さよならパーティー(6)空洞としての「パーティー」

(1)〜(5)まで、「パーティー」の意味について思うところを書いてきて、確信を深めたことがある。それは「パーティー」には意味がないということだ。「矛盾するようだが」矛盾しない。結局のところ、宮本は作詞時点では、「パーティー」になんの意味もこめていなかったのではないか、という可能性の話だ。


 それは意味としては空洞で、純粋に音の響きをもとに仮歌から選ばれたのではないか。というのも、宮本の歌う「パーティー」の部分の響きが、僕にはあまりにも「はまっている」と感じられるからだ。(メロディーと合う、三連符的なリズムとあう、「抜けようぜ」という直前の言葉に合う。)また、エレカシの今作ではそういう音の響きを重視したようなカタカナ語が多いということもある。

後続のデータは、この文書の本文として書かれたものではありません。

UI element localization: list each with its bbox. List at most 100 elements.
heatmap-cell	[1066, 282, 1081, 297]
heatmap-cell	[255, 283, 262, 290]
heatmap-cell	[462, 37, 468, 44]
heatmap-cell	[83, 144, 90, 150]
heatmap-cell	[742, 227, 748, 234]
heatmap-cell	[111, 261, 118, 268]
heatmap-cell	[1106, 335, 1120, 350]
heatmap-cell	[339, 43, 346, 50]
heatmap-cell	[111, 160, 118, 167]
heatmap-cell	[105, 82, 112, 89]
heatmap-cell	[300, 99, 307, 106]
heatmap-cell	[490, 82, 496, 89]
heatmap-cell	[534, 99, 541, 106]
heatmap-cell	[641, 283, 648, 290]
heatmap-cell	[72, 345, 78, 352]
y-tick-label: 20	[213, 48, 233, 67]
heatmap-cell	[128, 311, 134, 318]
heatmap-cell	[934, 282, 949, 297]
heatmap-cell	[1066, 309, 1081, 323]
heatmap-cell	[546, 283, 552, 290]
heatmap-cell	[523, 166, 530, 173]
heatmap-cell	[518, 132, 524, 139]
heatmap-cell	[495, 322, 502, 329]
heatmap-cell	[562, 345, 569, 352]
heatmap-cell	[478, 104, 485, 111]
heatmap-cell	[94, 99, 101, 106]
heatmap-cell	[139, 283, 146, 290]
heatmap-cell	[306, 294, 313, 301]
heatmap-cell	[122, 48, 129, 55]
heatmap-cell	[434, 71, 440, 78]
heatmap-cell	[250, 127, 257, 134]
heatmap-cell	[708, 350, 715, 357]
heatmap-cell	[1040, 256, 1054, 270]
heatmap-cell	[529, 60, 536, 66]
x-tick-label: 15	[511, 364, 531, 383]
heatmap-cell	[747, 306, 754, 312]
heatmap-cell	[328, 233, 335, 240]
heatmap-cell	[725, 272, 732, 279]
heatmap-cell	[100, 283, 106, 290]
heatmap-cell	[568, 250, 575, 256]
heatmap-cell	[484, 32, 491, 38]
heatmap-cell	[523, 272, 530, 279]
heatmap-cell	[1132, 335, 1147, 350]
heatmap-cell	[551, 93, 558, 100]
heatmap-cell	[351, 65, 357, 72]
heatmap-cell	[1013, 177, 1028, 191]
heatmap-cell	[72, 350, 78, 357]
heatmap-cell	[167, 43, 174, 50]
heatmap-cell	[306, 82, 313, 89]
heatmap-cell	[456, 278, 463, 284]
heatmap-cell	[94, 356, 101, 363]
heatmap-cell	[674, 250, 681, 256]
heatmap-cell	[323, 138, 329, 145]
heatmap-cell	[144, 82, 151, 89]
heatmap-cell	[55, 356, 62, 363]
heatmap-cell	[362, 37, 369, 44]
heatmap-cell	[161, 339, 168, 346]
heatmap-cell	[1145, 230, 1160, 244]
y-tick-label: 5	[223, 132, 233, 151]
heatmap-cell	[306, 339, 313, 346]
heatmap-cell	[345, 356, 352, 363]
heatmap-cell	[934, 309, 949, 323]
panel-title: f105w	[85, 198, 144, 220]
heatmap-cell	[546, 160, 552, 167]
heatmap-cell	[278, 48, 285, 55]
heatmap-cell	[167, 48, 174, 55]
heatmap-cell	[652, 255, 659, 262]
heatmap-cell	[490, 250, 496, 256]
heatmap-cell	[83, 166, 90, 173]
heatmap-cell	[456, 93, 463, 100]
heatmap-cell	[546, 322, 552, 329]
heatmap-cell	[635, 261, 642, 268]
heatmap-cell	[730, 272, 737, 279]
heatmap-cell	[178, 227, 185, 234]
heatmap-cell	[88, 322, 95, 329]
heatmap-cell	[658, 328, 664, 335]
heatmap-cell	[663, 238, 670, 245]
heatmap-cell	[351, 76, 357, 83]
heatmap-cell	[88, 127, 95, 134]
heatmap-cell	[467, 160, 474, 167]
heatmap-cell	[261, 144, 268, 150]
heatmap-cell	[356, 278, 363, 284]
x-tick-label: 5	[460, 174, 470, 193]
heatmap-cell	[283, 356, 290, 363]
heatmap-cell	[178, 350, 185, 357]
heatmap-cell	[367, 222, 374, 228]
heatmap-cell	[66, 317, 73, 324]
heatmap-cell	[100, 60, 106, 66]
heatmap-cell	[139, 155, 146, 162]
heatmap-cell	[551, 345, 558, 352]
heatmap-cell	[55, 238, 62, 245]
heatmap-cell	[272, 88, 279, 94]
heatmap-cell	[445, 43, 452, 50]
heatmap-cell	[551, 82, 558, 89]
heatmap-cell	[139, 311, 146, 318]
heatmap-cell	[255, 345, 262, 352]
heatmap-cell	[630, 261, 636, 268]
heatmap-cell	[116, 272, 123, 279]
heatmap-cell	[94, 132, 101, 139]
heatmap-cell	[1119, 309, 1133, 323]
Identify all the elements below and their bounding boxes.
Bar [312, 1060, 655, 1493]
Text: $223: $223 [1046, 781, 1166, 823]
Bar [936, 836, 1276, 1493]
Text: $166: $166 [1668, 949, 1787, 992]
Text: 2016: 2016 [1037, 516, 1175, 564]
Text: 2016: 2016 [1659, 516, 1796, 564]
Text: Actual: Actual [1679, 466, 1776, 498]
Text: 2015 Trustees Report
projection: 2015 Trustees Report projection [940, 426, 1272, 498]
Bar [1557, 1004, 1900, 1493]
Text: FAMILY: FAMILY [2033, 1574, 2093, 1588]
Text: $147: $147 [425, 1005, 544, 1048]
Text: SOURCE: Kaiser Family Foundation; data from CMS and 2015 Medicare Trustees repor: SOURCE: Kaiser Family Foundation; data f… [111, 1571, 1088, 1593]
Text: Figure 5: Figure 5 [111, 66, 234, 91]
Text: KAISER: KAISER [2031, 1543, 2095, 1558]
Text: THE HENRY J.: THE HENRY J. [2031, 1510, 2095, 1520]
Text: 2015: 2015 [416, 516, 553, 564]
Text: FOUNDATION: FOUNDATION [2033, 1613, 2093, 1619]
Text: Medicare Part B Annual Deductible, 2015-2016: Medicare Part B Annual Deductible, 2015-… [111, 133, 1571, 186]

「テロリスト」、「リッスントゥザミュージック」、「ジョニー」、「レソリューション」などなど。


そうだとすれば、宮本にとって「パーティー」とは、単に「パー」という吐き出すような破裂音と、その余韻を引き受けて着地する「ティー」という響きだ。古傷を想い、日常を想ったとき、「もう抜けようよ」という言葉の直後に来るのは「パー!」という発声しかなかった。そこに意味はなくとも、この言葉でなければならなかった。それがなければ、「ふたたび飛び出せ」なかったのかもしれない。


だから、「パーティー」は宮本によって発声され、音として響いている間にだけ、響きの中に意味が込められている。歌詞カード上の「パーティー」に意味はない。そこは文脈の中でぽっかり空いた空洞だ。


一方で、サビの中心はまちがいなく、この「もう抜けようぜパーティ」だ。なかでも、突如三連符的なリズムがあらわれてドライブ感が加速する、この「パーティー」こそが核だ。その核が、言葉として空洞であることが、歌全体の文脈を逆に生き生きと際立たせているのかも知れない。電車の中の男の胸中、いつもの部屋に帰る男の胸中に、思いを馳せさせるのかも知れない。


そしてこの「パーティー」の真空が、僕やあなたの中にあるものを吸い出そうとするのかも知れない。